A NEW STUDY conducted at the Ecole Polytechnique Fédérale de Lausanne (EPFL), Lausanne, Switzerland, showcases the importance of interdisciplinary research. Scientists have tested a new neuroprosthetic technology that combines robotic control and the user’s voluntary control. The successful integration presents exciting prospects in the new interdisciplinary field of shared control for neuroprosthetic technologies.
At the EPFL, scientist have developed new approaches for improved control of robotic hands, particularly for amputees, that combines individual finger control and automation resulting in improved grasping and manipulation. The technology incorporates concepts from two different fields, neuroengineering and robotics, and was successfully tested on three amputees and seven healthy subjects.
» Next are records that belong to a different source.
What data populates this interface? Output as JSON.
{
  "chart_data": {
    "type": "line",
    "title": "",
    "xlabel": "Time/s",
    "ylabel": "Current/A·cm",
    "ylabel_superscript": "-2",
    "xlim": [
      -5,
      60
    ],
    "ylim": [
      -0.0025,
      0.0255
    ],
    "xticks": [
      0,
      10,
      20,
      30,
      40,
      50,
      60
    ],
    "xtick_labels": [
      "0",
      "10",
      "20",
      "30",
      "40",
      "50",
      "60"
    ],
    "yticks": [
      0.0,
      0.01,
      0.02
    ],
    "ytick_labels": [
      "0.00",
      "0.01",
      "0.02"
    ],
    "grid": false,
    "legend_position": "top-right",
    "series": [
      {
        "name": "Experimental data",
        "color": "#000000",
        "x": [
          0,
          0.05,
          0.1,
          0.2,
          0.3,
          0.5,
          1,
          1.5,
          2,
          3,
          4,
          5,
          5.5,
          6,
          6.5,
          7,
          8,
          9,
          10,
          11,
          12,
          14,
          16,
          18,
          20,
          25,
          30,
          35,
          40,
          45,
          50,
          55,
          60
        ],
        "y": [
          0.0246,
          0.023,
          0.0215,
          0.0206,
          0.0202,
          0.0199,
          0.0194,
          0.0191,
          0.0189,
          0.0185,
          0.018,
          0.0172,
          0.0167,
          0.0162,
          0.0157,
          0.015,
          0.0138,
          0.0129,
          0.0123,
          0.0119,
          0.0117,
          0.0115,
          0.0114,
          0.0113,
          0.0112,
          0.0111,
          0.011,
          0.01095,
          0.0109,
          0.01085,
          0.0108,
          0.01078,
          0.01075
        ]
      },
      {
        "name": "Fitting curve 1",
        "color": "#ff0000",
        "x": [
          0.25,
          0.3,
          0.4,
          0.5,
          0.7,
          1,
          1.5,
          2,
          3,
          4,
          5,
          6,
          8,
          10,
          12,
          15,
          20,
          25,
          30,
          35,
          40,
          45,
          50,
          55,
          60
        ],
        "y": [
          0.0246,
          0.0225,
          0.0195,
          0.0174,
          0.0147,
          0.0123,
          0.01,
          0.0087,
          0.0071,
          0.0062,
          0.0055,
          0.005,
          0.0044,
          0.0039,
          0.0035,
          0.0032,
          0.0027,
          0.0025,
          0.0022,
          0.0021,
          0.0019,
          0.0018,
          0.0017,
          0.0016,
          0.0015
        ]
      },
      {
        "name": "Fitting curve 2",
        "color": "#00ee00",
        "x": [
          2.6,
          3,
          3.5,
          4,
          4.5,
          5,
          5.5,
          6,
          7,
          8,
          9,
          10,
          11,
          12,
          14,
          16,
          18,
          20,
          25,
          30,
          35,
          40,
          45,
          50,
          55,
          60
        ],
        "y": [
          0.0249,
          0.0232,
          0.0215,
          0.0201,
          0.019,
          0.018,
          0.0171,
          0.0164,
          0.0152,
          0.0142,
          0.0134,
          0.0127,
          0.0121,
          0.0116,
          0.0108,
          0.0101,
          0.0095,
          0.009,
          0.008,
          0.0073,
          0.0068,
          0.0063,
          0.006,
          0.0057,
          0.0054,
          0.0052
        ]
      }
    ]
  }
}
For this, the neuroengineering concept of deciphering intended finger movement from muscular activity on the amputee’s stump is combined with a technology that enables the robotic hand to help take and maintain hold of objects.
Aude Billiard, head of EPFL Learning Algorithms and System Laboratory, explains that if a handheld object slips, there is only a couple of milliseconds to react. He also notes that this is accounted for within the new technology and that “the robotic hand has the ability to react within 400 milliseconds. Equipped with pressure sensors all along the fingers, it can react and stabilize the object before the brain can actually perceive that the object is slipping.”
These advances are possible as a result of the merging of the aforementioned concepts which have contributed to the emerging field of shared control in neurprosthetics. The amputee must first perform various hand movements to train the built-in algorithm to decode the user’s intention through sensors on the amputee’s stump which detect muscular activity. The algorithm then learns what movement corresponds with which pattern of muscular activity and can then be used to control individual fingers on the prosthetic hand. Furthermore, the robotic automation algorithm implemented allows the prosthetic hand to close its fingers when sensors detect an object on the surface of the hand.
Implementing the two concepts together is novel within robotic hand control. Yet despite the advances, challenges regarding the algorithm remain before the new technology can be implemented in a commercially available prosthetic for amputees. However, Prof Minceralthis, EPFL’s Bertarelli Foundation Chair in Translational Neuroengineering, concludes that the “shared approach to control robotic hands could be used in several neuroprosthetic applications such as bionic hand prostheses and brain-to-machine interfaces, increasing the clinical impact and usability of these devices”.